RRSP Season – Again?

RRSP season is almost upon us!  We’ve been told time and again that we need to make a contribution to save for our future.  The hard part is not so much making the contribution as deciding where to put it.

Early in my media career it was mandated that I take an arms-length approach to investing.  If I mentioned a stock on air it was thought that the media attention could move the stock price.  It didn’t happen, or at least not that often, but it did force me to invest differently.  I’m not a financial planner, but personally I figure that my best investment is simply not letting the government take my money away from me.  My return, in that context, is based on my tax rate.

If I’m taxed at 18 percent, then I ‘earn’ 18 percent by saving on taxes, even for a small contribution.  18 percent is almost twice the result for the Canadian stock market did in 2014!   The trick is to try to keep that, maybe to grow it.

The simplest solution is to put ones money in the bank.  You earn next to nothing, but you know that it’ll be there when you need it.  Pretty lame.  The next best solution is to earn some interest.  That would mean investing in the bond market.  Over the past 3 decades that’s proven to be a good idea as interest rates generally declined; as rates fall, bond values go up.  The problem now is that interest rates are near historic lows.  If rates go up from here, then bond prices will go down.  Sure, if you hold bonds until they mature you’ll get your capital back plus any interest they’ve paid, but the wait is the problem.  Government bonds may be the safest place to invest but they pay the poorest rates.

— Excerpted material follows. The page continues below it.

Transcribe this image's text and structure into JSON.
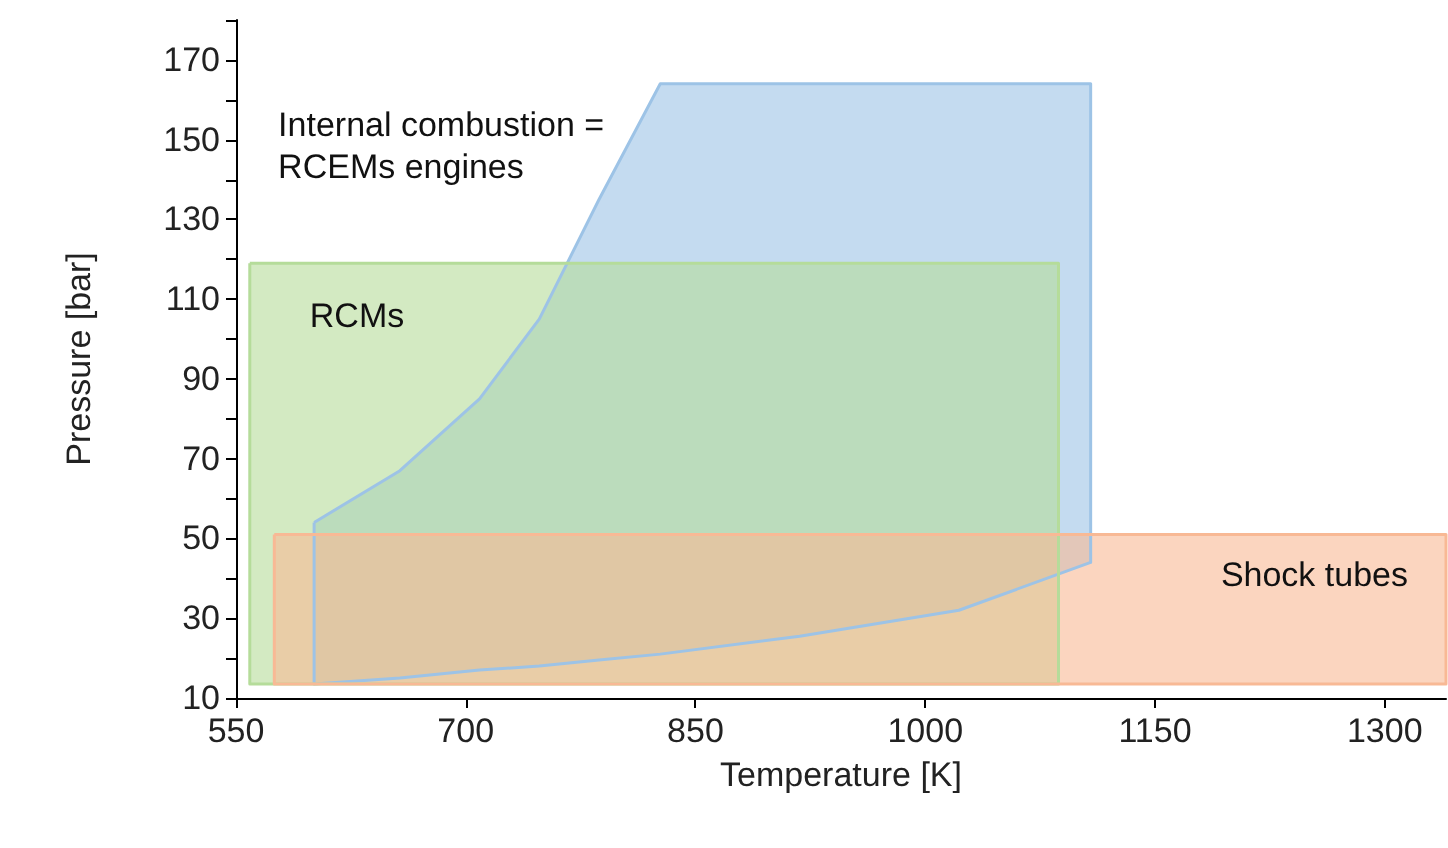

To get any kind of return, an investor is faced with taking on more risk.  That risk is manageable, but requires expertise and the returns may be only slightly better than marginal.  If an investor is willing to take on even a bit of risk, then the stock market is the place to look.  Over the past year, global markets were up 2.1% as measured by the Dow Jones Global Index.  That’s hardly robust and the range was very broad: The Merval (Argentina) was up 59%, the Russian Trading System Index was down 45% (both in US$ terms).  Closer to home, over the past 5 years the S&P/TSX Composite faired OK at up 23%, but underperformed the US’s S&P 500 which was up almost 80%!

For 2015 it’d be easy to make recommendations, and many do.  What’s lost on many investors is that those recommendations are dynamic – they change over time!  For example, the oil and gas sector has been hurting as oil prices have declined significantly from a year ago, and can go lower, but there’s a point at which the stocks themselves start to represent some very real value.

Here’s where I throw in the towel!  In my early media days I put my money into mutual funds.  They were diversified globally and across sectors, plus professionally managed.  Over time I realized that many, no … most, fund managers didn’t beat their benchmark indices.  If the Dow Jones was up 10% then the large-cap American fund in which I was invested, often wasn’t!   That hurt!  I expected more!  Some of these managers I knew and respected, but the markets were beating them!

I was so disappointed that I took things into my own hands I bought some ETFs (Exchange Traded Funds) that tracked their indices in sort of a ‘If-you-can’t-beat-‘em-join-’em’ approach.  I bought some blue-chip stocks and harvested dividends. That was fine until the market corrected.  The blue-chips collapsed and the indices screamed lower.

I’ve come to realize that the biggest service that a professional manager can give is giving decent growth while protecting capital when things go sour.  They call it upside and downside capture.  If the market is up 100, how much did the manager get?  More than 90 percent of that?  If it’s down, how much is the manager down?  I’m back to using mutual funds a lot, stock and bond.  The markets are sure to be volatile as interest rates change and the economy lurches forward.  I need someone to watch-over my investments.  Do I make the most money?  No.  Do I care?  No?  I’m looking to keep most of what I’ve kept from the tax man … maybe grow it.